After years and years of loot boxes being out of control in games, the monetization method seems to -- finally -- be phasing out, mostly thanks to government regulation, or at the least the threat of it. That said, loot boxes are still prevalent in free-to-play games and mobile games, and Epic Games' CEO Tim Sweeney thinks the industry needs to nip this in the butt sooner rather than later. As you may know, Epic Games is the makers of one of the biggest free-to-play games in the world, Fortnite, but there's no loot boxes in the experience. Players can spend money on cosmetic items, but they know what they are getting before they splash their cash.
Speaking at D.I.C.E 2020 Summit in Las Vegas, Sweeney took a firm stance on loot boxes, nothing he thinks the industry needs to outgrow the monetization method, otherwise it risks becoming more and more like Las Vegas.

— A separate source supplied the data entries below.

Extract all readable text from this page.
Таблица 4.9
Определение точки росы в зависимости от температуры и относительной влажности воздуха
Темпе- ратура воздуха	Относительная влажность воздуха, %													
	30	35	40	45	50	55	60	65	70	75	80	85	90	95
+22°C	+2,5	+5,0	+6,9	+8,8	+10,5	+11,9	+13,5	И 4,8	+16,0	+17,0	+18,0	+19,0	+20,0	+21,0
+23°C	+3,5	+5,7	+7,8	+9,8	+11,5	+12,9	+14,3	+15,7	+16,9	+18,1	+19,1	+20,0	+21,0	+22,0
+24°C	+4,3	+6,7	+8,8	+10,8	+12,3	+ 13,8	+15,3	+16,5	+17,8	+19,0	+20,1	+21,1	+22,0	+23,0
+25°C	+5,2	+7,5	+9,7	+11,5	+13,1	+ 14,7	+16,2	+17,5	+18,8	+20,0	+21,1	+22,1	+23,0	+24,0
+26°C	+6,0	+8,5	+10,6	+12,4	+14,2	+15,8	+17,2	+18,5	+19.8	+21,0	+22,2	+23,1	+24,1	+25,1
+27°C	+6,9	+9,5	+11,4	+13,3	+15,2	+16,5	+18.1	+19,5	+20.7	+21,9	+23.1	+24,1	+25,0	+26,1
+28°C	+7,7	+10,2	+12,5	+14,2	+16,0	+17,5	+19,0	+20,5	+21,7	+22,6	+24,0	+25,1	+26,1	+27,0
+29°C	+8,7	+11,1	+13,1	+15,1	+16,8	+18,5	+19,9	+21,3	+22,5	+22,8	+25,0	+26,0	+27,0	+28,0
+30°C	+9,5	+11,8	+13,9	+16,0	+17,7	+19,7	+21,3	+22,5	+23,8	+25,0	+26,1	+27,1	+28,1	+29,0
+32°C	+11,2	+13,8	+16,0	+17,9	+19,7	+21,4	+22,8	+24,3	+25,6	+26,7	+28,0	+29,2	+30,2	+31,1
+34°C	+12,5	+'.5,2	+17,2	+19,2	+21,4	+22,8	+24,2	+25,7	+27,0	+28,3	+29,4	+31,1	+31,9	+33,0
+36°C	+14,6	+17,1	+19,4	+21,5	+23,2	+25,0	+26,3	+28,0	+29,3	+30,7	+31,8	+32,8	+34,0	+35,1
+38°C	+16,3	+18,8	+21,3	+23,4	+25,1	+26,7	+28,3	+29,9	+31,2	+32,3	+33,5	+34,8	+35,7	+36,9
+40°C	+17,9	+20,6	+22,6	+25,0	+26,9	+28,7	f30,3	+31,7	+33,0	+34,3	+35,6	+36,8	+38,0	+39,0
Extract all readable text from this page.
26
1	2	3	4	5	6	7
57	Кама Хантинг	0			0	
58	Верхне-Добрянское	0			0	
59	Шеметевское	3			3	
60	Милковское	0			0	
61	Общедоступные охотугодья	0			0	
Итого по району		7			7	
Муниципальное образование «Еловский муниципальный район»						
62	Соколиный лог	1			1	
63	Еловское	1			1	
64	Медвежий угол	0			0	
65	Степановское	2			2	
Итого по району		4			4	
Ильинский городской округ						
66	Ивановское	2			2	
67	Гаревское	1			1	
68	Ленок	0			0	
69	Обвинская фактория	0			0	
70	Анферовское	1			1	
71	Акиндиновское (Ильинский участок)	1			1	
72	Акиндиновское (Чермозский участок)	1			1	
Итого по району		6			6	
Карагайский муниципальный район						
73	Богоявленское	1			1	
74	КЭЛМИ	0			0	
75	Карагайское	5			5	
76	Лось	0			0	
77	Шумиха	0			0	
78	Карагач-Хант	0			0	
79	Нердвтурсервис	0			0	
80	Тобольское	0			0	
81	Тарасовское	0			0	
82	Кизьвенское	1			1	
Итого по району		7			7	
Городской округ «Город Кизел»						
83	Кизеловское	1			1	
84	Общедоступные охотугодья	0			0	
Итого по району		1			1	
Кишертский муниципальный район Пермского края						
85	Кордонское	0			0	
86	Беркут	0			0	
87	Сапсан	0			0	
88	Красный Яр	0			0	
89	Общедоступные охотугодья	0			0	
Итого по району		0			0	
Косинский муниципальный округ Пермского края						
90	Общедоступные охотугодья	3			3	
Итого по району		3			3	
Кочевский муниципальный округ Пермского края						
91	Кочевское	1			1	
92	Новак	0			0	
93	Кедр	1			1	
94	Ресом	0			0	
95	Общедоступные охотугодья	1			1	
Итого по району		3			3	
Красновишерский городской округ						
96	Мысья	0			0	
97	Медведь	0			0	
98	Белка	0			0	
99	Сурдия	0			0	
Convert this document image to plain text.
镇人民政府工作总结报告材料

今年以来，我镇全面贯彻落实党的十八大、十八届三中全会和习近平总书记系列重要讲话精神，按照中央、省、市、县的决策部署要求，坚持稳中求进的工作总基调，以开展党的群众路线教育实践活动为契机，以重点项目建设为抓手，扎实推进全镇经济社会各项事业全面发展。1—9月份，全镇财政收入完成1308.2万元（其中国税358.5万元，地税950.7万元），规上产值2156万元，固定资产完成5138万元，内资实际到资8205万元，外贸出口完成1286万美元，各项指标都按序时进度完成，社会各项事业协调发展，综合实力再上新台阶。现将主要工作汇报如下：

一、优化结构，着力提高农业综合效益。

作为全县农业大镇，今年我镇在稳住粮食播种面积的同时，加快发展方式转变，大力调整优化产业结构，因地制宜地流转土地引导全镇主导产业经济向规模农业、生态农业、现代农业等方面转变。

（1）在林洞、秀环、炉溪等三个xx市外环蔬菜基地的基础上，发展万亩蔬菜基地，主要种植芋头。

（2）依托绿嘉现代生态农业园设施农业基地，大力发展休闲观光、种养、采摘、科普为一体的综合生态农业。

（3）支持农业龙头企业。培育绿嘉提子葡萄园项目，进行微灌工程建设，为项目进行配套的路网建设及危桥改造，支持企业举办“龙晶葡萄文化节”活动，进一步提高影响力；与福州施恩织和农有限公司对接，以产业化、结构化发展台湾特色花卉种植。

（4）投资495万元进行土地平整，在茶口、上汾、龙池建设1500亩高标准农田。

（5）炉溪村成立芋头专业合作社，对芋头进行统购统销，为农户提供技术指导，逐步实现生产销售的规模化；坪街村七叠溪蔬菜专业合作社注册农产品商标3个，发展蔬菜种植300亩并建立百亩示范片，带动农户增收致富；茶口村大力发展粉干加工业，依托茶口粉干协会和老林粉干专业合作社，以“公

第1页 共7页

"We have to ask ourselves, as an industry, what we want to be when we grow up?" said Sweeney, per The Hollywood Reporter. "Do we want to be like Las Vegas, with slot machines ... or do we want to be widely respected as creators of products that customers can trust? I think we will see more and more publishers move away from loot boxes."
The Epic Games boss continued, noting how loot boxes are essentially nothing more than gambling, minus the ability to actually turn a profit.
"We should be very reticent of creating an experience where the outcome can be influenced by spending money. Loot boxes play on all the mechanics of gambling except for the ability to get more money out in the end."0comments
While Sweeney is not pro-loot boxes, or "surprise mechanics" as EA likes to call them, he is pro cross-play, which he says leads to not only happier consumers, but more player spending.
"What we all really want and need to accept is equal access to all customers and give up our attempts to create our own private wall guard or private monopoly," said Sweeney. "In Fortnite, the player who spends with friends plays for twice as long and spends more money. Cross-platform is the future and we all have to do our part."